Apa itu lahan gambut?


Lahan Gambut

Lahan basah yang terbentuk dari materi-materi organik yang belum membusuk dengan sempurna. Dan, biasanya ditemukan di area yang ada genangan air, seperti rawa, sungai atau pesisir.

Butuh waktu sekitar 2000 tahun untuk membentuk lahan gambut sedalam 4 meter. Berawal dari cekungan atau genangan air, lalu tumbuh tanaman, kemudian ketika mati menumpuk di cekungan. Karena kurangnya udara, sehingga lama untuk pembusukan dan menimbulkan pendangkalan.

Manfaat lahan gambut


Jika sudah membaca penjelasan apa itu lahan gambut, kira-kira menurut kalian, lahan gambut bermanfaat gak untuk manusia atau makhluk hidup lainnya?

Jawabannya, bermanfaat ya gaes. Karena untuk lahan gambut Indonesia sendiri saja bisa menyimpan setidaknya 57 gigaton karbon. Yang mana itu dua puluh kali lipat lebih banyak dibandingkan dengan lahan mineral. Dan, tentunya bisa menahan laju perubahan iklim dengan baik.

Pori-pori lahan gambut yang besar, sekitar 75%-95%, karena tekstur tanah yang tidak padat, bisa untuk menampung air sebesar 450%-850% dari bobot keringnya atau hingga 90% dari volumenya. Atau bisa dibilang, tanah gambut bisa untuk menampung air lebih banyak dibandingkan tanah mineral.
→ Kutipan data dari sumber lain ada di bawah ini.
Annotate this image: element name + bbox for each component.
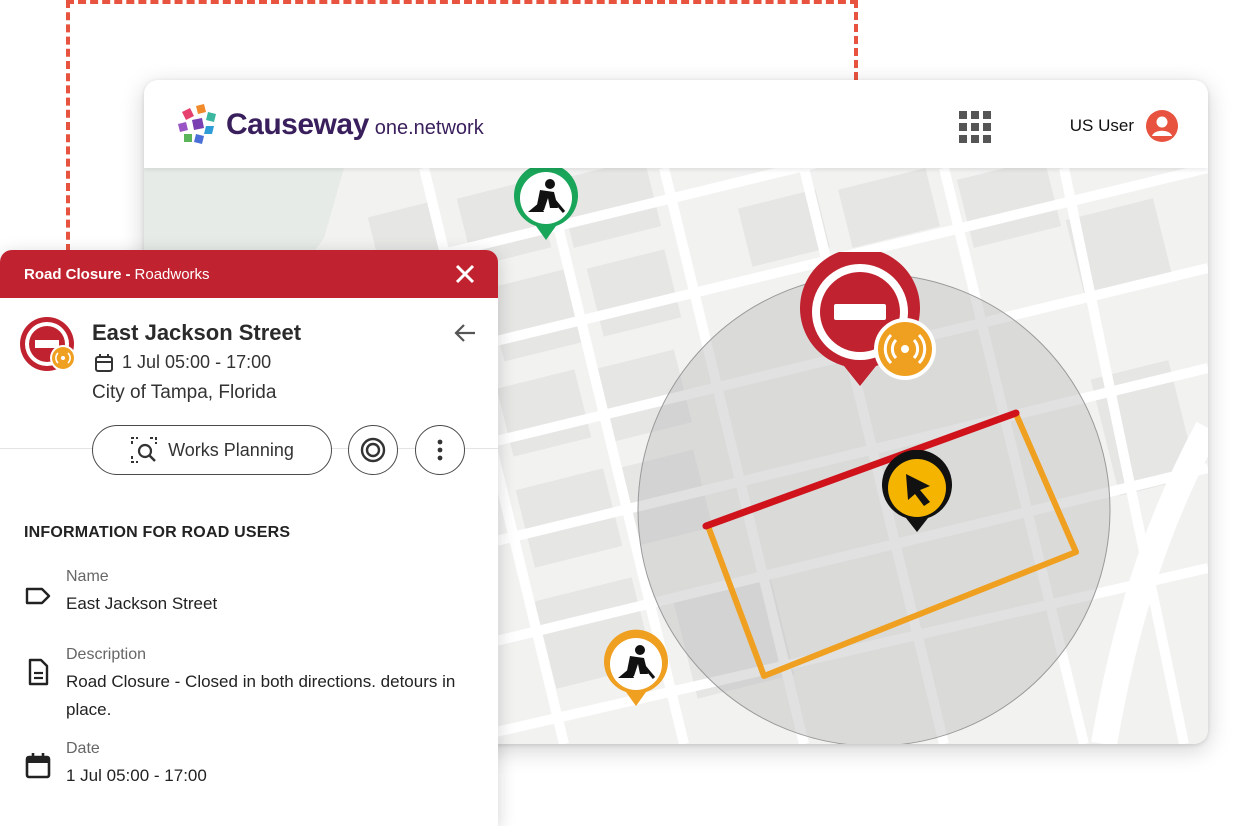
user-menu[interactable]: US User <box>1070 110 1178 142</box>
target-icon <box>360 437 386 463</box>
field-description: Description Road Closure - Closed in bot… <box>24 646 464 726</box>
brand-name: Causeway <box>226 108 369 141</box>
field-label: Name <box>66 568 109 585</box>
apps-grid-icon[interactable] <box>958 110 992 144</box>
field-label: Description <box>66 646 147 663</box>
field-value: Road Closure - Closed in both directions… <box>66 672 456 719</box>
calendar-icon <box>25 753 51 779</box>
app-header: Causeway one.network US User <box>144 80 1208 168</box>
more-options-button[interactable] <box>415 425 465 475</box>
document-icon <box>28 658 49 686</box>
incident-title: East Jackson Street <box>92 320 302 345</box>
brand-sub: one.network <box>374 116 484 139</box>
causeway-logo-icon <box>178 104 216 144</box>
road-closure-icon <box>20 317 76 371</box>
field-value: East Jackson Street <box>66 594 218 613</box>
field-name: Name East Jackson Street <box>24 568 464 628</box>
field-value: 1 Jul 05:00 - 17:00 <box>66 766 207 785</box>
incident-date-row: 1 Jul 05:00 - 17:00 <box>94 352 271 373</box>
highlight-dashed-line-top <box>66 0 858 4</box>
locate-on-map-button[interactable] <box>348 425 398 475</box>
works-planning-label: Works Planning <box>168 439 294 460</box>
field-date: Date 1 Jul 05:00 - 17:00 <box>24 740 464 800</box>
tag-icon <box>25 587 51 605</box>
incident-date: 1 Jul 05:00 - 17:00 <box>122 352 272 372</box>
incident-location: City of Tampa, Florida <box>92 382 277 403</box>
roadworks-pin-orange-icon[interactable] <box>600 628 672 708</box>
more-vertical-icon <box>437 439 443 461</box>
incident-panel: Road Closure - Roadworks East Jackson St… <box>0 250 498 826</box>
field-label: Date <box>66 740 100 757</box>
incident-summary: East Jackson Street 1 Jul 05:00 - 17:00 … <box>0 250 498 475</box>
works-planning-icon <box>131 437 158 463</box>
cursor-pin-icon[interactable] <box>878 450 956 534</box>
back-arrow-icon[interactable] <box>452 320 478 346</box>
brand-logo[interactable]: Causeway one.network <box>174 102 484 148</box>
user-avatar-icon <box>1146 110 1178 142</box>
info-heading: INFORMATION FOR ROAD USERS <box>24 524 291 541</box>
works-planning-button[interactable]: Works Planning <box>92 425 332 475</box>
calendar-small-icon <box>95 353 113 372</box>
roadworks-pin-green-icon[interactable] <box>510 162 582 242</box>
highlight-dashed-line-left <box>66 0 70 252</box>
live-signal-badge-icon <box>874 318 936 380</box>
user-name: US User <box>1069 116 1134 135</box>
Sehingga, bisa mengurangi dampak banjir dan juga kemarau. Karena saat musim hujan, airnya akan ditampung oleh lahan gambut. Sedangkan, saat musim kemarau, air yang tersimpan digambut bisa diambil untuk dialirkan ke sungai dan area sekitar, untuk menghindari kekeringan.

Selain itu, bisa jadi habitat untuk perlindungan keragaman hayati. Karena memang lahan gambut bisa tumbuh atau ditinggali oleh flora dan fauna.

Flora dan faunanya yang ada di lahan gambut pun bermanfaat untuk masyarakat sebagai sumber pangan maupun sumber penghasilan, tidak hanya untuk menjaga keberlangsung ekosistem. Bisa juga untuk menunjang perekonomian masyarakat lokal.

Apa yang terjadi jika lahan gambut rusak dan hilang?


Meskipun lahan gambut terkesan seperti lahan terbuang, tapi bermanfaat banget kan? Makanya itu, kalau ada lahan gambut disekitar kalian, jangan malah dikeringkan dan dialihfungsikan ya, mesti dilestarikan!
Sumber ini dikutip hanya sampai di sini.